I'm trying to download BVLC-trained model and I'm stuck with this error
UnicodeDecodeError: 'utf-8' codec can't decode byte 0x80 in position 110: invalid start byte
I think it's because of the following function (complete code)
# Closure-d function for checking SHA1.
def model_checks_out(filename=model_filename, sha1=frontmatter['sha1']):
with open(filename, 'r') as f:
return hashlib.sha1(f.read()).hexdigest() == sha1
Any idea how to fix this?
You are opening a file that is not UTF-8 encoded, while the default encoding for your system is set to UTF-8.

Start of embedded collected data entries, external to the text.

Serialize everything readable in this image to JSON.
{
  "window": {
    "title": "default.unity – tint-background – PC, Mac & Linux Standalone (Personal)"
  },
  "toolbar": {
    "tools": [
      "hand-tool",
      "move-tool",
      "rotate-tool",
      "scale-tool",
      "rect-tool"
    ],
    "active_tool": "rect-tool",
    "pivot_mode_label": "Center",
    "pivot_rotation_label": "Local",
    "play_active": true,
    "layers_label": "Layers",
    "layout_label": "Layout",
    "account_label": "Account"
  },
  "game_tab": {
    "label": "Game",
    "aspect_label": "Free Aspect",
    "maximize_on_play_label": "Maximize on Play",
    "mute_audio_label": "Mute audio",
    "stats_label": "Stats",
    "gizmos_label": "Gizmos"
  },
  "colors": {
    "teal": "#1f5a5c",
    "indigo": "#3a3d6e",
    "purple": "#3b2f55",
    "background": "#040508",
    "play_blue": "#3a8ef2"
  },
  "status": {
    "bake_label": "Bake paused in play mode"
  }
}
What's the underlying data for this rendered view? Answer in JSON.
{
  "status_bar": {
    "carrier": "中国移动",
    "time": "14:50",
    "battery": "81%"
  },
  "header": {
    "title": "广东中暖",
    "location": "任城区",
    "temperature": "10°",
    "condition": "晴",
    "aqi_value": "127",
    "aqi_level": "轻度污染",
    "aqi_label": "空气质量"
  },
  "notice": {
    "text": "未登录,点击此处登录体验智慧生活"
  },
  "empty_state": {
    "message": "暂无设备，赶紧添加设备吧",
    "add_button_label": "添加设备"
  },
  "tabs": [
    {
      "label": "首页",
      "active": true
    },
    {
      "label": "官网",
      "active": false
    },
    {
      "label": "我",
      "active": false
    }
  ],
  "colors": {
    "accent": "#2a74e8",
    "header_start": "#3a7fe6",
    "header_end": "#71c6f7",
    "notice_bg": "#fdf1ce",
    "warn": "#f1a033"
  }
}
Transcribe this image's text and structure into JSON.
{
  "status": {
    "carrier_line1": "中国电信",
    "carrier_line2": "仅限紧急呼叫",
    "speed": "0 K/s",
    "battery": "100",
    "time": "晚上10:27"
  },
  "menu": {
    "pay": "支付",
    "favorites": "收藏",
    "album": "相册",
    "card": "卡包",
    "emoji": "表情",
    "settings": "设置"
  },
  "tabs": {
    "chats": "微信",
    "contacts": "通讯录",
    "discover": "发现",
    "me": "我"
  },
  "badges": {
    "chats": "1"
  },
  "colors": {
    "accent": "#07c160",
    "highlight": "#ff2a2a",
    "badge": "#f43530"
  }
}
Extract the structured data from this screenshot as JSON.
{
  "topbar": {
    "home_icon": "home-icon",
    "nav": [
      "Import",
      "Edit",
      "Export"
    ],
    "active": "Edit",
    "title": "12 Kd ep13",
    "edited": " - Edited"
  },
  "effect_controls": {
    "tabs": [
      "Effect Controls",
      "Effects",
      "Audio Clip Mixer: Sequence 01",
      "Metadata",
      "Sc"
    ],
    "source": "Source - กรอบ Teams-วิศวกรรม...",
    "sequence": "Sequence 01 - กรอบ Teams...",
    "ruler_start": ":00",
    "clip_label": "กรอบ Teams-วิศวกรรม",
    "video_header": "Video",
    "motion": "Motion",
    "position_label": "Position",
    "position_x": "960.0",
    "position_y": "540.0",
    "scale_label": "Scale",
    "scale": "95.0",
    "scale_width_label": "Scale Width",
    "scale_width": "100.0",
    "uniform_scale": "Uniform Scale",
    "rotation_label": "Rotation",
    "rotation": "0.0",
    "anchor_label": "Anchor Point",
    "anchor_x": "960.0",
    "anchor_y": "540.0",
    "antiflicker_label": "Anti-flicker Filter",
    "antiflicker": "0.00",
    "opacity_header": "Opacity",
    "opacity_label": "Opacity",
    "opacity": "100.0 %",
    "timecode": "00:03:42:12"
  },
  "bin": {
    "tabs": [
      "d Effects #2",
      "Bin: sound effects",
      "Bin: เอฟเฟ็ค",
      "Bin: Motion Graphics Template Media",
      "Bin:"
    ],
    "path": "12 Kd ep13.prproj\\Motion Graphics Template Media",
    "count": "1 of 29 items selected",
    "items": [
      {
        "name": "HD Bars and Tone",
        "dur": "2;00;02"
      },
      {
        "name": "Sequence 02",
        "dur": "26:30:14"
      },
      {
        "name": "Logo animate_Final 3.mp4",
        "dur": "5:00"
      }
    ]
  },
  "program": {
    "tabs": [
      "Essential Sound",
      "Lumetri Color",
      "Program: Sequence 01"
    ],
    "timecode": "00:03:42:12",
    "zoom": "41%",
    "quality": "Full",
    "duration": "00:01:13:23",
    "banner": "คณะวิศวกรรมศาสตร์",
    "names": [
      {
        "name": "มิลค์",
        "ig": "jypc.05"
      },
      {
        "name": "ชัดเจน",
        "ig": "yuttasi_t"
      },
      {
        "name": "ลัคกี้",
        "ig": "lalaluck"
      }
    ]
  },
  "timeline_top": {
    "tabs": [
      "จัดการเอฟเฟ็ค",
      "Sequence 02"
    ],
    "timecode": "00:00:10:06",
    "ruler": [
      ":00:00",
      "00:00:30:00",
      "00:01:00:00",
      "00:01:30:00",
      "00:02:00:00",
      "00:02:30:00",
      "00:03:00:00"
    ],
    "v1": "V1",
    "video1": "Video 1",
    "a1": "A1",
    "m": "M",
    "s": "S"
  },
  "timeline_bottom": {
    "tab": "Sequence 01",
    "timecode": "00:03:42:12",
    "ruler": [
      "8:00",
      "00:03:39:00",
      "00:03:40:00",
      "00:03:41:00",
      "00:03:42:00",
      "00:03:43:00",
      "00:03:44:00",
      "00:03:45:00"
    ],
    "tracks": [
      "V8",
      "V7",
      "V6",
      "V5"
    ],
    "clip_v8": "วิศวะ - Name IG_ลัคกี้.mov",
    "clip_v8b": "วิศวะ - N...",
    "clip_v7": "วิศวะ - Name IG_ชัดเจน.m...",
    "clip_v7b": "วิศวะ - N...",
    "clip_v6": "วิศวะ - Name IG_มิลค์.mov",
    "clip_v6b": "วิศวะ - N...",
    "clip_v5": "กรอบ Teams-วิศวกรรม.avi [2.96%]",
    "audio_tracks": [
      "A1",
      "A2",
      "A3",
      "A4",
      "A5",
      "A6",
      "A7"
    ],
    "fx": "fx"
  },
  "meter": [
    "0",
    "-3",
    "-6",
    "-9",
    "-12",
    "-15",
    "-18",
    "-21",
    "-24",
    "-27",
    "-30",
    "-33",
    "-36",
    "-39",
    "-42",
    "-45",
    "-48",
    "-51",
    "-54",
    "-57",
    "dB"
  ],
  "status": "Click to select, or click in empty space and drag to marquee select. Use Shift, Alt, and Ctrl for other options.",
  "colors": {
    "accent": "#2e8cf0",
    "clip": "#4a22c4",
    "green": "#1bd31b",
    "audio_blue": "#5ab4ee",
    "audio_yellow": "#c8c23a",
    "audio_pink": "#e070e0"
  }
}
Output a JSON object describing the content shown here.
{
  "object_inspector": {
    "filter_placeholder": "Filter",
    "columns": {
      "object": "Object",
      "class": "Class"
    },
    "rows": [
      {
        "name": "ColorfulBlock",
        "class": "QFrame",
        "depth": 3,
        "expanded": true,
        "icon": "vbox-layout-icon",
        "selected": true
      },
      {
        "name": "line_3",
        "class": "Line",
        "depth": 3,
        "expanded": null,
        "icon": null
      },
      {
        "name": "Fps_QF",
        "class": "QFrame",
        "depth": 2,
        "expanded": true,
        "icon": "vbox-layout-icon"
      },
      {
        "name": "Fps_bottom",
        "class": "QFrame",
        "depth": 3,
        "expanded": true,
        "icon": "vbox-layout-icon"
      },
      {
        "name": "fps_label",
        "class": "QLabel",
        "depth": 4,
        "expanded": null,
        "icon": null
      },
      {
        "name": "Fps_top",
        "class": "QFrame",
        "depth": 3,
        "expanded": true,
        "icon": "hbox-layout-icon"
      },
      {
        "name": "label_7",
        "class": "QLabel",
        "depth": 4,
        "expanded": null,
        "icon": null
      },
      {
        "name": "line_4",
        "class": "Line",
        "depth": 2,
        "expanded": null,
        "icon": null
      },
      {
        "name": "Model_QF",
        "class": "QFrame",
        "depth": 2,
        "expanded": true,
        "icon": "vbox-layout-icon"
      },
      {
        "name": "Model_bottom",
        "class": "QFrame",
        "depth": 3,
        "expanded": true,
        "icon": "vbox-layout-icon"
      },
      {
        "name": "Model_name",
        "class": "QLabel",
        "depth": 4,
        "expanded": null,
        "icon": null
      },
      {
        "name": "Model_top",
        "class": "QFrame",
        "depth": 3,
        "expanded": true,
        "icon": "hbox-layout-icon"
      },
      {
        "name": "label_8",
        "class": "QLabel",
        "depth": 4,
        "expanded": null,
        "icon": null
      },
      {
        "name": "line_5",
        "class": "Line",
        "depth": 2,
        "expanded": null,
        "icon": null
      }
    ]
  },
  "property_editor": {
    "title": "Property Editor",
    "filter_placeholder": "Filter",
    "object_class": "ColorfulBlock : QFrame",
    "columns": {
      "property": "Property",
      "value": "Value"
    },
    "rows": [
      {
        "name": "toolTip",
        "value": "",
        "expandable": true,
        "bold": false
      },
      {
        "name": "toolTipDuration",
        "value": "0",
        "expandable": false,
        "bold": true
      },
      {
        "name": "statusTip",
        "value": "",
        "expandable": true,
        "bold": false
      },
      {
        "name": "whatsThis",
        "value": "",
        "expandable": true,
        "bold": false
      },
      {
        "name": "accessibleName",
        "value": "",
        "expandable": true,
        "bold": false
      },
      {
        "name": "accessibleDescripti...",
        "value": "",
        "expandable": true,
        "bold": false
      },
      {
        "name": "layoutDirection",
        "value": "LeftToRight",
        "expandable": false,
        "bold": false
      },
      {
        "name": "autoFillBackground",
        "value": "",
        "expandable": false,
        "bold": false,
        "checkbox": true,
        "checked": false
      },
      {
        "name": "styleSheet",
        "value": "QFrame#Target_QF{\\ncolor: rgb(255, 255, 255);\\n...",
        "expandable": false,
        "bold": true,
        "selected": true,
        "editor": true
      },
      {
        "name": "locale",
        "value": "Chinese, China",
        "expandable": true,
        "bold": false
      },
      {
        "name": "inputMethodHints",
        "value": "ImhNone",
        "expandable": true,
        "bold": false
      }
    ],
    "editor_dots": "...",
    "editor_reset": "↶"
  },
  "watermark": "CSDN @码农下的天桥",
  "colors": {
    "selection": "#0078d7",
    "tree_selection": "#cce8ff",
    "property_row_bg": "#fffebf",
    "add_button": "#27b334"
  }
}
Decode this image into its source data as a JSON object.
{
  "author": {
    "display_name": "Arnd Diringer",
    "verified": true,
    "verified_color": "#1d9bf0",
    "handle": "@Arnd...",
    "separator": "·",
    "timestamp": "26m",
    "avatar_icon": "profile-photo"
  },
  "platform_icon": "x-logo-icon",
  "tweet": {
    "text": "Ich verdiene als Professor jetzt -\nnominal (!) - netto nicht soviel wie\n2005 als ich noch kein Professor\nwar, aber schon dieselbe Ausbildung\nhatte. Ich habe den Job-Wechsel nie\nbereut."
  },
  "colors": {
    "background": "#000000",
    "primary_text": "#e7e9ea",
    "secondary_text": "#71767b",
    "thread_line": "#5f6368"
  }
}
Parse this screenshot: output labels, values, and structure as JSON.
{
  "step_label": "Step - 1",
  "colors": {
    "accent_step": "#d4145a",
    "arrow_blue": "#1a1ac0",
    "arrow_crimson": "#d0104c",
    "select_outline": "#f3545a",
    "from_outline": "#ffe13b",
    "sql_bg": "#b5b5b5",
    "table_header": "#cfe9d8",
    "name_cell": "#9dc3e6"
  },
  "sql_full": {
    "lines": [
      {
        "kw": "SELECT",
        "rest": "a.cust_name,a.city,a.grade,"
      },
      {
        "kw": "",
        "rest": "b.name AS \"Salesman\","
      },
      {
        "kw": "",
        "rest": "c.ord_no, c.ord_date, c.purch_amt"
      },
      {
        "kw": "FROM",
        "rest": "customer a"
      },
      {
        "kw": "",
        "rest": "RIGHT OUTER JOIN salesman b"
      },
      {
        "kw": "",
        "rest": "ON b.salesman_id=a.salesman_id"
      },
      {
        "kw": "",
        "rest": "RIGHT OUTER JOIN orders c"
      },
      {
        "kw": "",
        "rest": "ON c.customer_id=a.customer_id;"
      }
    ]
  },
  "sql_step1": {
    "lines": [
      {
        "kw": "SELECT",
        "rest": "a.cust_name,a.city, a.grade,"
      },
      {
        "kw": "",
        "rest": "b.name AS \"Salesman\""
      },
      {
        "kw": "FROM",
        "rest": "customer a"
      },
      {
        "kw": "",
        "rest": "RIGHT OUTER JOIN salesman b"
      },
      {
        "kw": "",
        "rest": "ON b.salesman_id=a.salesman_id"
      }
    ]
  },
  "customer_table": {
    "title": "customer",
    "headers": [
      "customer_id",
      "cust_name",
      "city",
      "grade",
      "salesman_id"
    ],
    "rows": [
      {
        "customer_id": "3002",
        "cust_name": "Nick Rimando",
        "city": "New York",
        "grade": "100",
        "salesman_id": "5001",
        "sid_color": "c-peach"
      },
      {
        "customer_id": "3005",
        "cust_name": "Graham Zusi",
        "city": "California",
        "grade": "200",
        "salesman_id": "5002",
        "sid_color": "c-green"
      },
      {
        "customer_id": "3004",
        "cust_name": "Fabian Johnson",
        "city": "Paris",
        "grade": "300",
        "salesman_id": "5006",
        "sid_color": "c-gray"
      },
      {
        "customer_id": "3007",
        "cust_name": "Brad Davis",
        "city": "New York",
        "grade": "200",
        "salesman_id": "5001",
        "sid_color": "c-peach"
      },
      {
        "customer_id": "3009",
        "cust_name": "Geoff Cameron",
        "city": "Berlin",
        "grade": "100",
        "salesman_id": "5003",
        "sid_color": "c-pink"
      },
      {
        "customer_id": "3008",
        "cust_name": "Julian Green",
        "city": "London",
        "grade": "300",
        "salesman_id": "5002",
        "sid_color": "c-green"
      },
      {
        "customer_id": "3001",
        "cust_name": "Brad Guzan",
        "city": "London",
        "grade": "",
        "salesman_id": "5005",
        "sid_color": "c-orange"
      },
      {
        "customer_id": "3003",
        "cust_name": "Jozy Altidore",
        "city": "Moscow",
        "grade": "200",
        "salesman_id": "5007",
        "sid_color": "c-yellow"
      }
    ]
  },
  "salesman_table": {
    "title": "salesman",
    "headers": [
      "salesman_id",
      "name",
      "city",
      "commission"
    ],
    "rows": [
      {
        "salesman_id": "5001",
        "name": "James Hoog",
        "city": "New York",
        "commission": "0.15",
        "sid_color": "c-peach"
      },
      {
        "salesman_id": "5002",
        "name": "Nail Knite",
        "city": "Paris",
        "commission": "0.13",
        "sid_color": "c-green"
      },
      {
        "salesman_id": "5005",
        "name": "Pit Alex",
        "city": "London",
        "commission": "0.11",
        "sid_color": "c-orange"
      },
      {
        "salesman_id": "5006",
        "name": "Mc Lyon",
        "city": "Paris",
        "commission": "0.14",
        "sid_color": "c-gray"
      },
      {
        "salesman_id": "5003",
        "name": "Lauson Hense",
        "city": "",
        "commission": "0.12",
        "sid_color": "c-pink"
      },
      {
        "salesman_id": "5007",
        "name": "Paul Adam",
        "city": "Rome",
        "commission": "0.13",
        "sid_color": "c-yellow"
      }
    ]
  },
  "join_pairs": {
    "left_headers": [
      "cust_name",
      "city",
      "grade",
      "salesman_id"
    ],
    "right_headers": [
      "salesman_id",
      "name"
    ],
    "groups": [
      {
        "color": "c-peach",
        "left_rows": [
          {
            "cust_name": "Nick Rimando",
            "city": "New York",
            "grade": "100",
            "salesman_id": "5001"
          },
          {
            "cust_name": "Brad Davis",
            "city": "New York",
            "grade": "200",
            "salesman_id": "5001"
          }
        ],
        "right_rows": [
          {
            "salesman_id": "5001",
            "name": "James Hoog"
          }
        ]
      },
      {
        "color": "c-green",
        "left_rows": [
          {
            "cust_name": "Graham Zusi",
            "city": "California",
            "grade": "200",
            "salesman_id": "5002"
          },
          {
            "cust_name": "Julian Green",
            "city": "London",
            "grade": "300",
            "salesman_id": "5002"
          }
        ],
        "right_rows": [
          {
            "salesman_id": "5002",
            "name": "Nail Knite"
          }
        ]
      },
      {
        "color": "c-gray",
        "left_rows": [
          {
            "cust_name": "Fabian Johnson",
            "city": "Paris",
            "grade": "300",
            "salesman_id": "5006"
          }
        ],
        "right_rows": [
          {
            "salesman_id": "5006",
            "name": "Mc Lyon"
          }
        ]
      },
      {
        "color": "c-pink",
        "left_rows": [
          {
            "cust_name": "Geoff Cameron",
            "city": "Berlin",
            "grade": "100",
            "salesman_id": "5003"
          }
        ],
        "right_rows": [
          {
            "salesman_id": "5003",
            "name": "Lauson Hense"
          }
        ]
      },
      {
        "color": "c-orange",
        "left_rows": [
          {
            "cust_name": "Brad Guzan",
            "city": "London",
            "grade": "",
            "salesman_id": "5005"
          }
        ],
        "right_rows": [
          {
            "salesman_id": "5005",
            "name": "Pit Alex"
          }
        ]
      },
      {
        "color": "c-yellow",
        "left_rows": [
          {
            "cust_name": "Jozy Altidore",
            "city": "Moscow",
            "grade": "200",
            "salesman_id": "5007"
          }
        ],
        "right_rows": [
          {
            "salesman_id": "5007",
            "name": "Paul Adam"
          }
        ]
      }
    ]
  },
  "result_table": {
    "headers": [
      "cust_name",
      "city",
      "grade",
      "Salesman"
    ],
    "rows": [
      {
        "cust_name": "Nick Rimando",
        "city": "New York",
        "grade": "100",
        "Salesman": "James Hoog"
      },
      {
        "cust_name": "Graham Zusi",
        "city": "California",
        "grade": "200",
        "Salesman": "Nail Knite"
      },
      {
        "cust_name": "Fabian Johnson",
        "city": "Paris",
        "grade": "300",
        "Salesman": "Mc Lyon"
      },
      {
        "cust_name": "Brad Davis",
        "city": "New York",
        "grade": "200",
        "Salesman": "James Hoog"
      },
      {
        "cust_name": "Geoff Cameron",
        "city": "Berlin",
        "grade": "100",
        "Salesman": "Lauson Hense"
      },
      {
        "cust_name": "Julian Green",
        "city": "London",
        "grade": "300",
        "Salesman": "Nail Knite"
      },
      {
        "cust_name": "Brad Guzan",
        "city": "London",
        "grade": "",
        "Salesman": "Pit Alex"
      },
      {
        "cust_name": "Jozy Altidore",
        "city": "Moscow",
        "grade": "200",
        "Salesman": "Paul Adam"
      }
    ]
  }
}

Since you are calculating a SHA1 hash, you should read the data as binary instead. The hashlib
functions require you pass in bytes:
with open(filename, 'rb') as f:
return hashlib.sha1(f.read()).hexdigest() == sha1
Note the addition of b
in the file mode.
See the open()
documentation:
mode is an optional string that specifies the mode in which the file is opened. It defaults to
'r'
which means open for reading in text mode. [...] In text mode, if encoding is not specified the encoding used is platform dependent:locale.getpreferredencoding(False)
is called to get the current locale encoding. (For reading and writing raw bytes use binary mode and leave encoding unspecified.)
and from the hashlib
module documentation:
You can now feed this object with bytes-like objects (normally bytes) using the update() method.